2019 winner: Margie Sarsfield, “Behavioral Sink”

2020 winner: Leanne Ogasawara, “Bare Bones”

2021 winner: Steve Wilson, “Ted”

2022 winner: Emily Temple, “Out, Out”

2023 winner: Young Rader, "A Bit of Green Apple, a Bit of Rotten Meat"

2024 winner: David Lawrence Morse’s “The Memoir”

2025 winner: Christian Moody's "The Babycatcher"

Ends on $25.00
$25.00

Final Judge: Diane Cook

In the spirit of Italo Calvino's enduring and exciting work, we're looking for writing that refreshes, renews, or reorients our sense of what a story can do.

Guidelines:       

1) Submit a short story or flash fiction sequence of up to 25 industry standard (double-spaced, 12-point font,  pages numbered) pages. Entries which use a smaller font or are single-spaced in order to make a longer work appear to be only 25 pages will be trimmed to approximately 25 industry standard pages. New this year: previously published work is ineligible, and excerpts from a larger work are no longer allowed. Simultaneous submissions are accepted, but let us know if the work is picked up elsewhere.      

2) Your name must not appear anywhere in the manuscript attachment.  Instead, please include one title page listing only the title of the  manuscript. Entries containing the author's name or identifying information will be disqualified. 

3) Please do not send publication history of the author.        

4) Submit anytime between July 1 and October 1,  2026.       

5) The entry fee is USD 25, and all proceeds go to fund the award.       

6)  Results will be posted to the University of Louisville's website in January 2027. Finalists and winners will be notified via email.        

7) Previous first place winners may not enter for three years after winning. Second place winners and finalists have no restrictions.       
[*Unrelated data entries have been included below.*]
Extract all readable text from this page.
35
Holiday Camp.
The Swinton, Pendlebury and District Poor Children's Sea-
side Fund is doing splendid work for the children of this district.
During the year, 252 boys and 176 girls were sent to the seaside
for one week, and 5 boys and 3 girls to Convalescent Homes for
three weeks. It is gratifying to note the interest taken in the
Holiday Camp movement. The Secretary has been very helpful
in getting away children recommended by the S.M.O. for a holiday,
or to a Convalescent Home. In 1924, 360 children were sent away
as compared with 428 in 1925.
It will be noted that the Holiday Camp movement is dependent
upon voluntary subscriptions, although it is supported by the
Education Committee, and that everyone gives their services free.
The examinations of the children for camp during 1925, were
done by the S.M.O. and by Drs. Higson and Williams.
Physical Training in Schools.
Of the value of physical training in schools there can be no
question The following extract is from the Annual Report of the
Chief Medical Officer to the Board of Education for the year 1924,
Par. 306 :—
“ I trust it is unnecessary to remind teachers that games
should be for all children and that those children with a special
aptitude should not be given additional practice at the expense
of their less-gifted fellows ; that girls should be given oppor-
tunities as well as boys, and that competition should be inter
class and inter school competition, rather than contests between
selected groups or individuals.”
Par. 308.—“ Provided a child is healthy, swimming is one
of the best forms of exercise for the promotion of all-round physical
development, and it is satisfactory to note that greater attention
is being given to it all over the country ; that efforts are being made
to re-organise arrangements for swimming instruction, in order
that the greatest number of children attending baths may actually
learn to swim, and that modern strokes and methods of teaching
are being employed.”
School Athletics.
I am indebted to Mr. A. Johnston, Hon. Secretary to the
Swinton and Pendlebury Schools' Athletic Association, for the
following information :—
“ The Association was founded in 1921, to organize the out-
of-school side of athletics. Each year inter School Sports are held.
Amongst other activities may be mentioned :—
8) Faculty and employees of the University of Louisville may not enter the contest. University of Louisville alumni, current students, and former employees must wait a minimum of three years from their date of separation from the university to be eligible for the Prize. 

9) The judges reserve the right to withhold the award if no entry is deemed worthy.        

10) Winner will receive $2000 (USD) and the winning story will be published in Miracle Monocle, the University of Louisville's award-winning online literary journal. In addition, the winner will be invited to give a reading of the winning piece (hotel and travel stipend included). A runner-up, if named by the Final Judge, will receive $500 (USD) and the option to publish.

11) The use of AI technology in the composition of the submission is prohibited unless explicitly noted and detailed in a cover letter. In the case of its use, please elaborate upon the ways the use of AI provokes interesting/thoughtful questions in the specific story and why it is necessary.

12) For questions, email Kristi Maxwell at kristi.maxwell@louisville.edu.

Here's the bio for this year's judge: Diane Cook is the author of the novel, The New Wilderness, finalist for the 2020 Booker Prize, and the story collection, Man V. Nature, finalist for the Guardian First Book Award, the Believer Book Award, the Pen/Hemingway Award and the Los Angeles Times Art Seidenbaum Award for First Fiction. Her writing has appeared in Harper’s, Tin House, Granta, and other publications, and her stories have been included in the anthologies Best American Short Stories and The O. Henry Prize Stories. She is a former producer for the radio program This American Life, and was the recipient of a 2016 fellowship from the National Endowment for the Arts.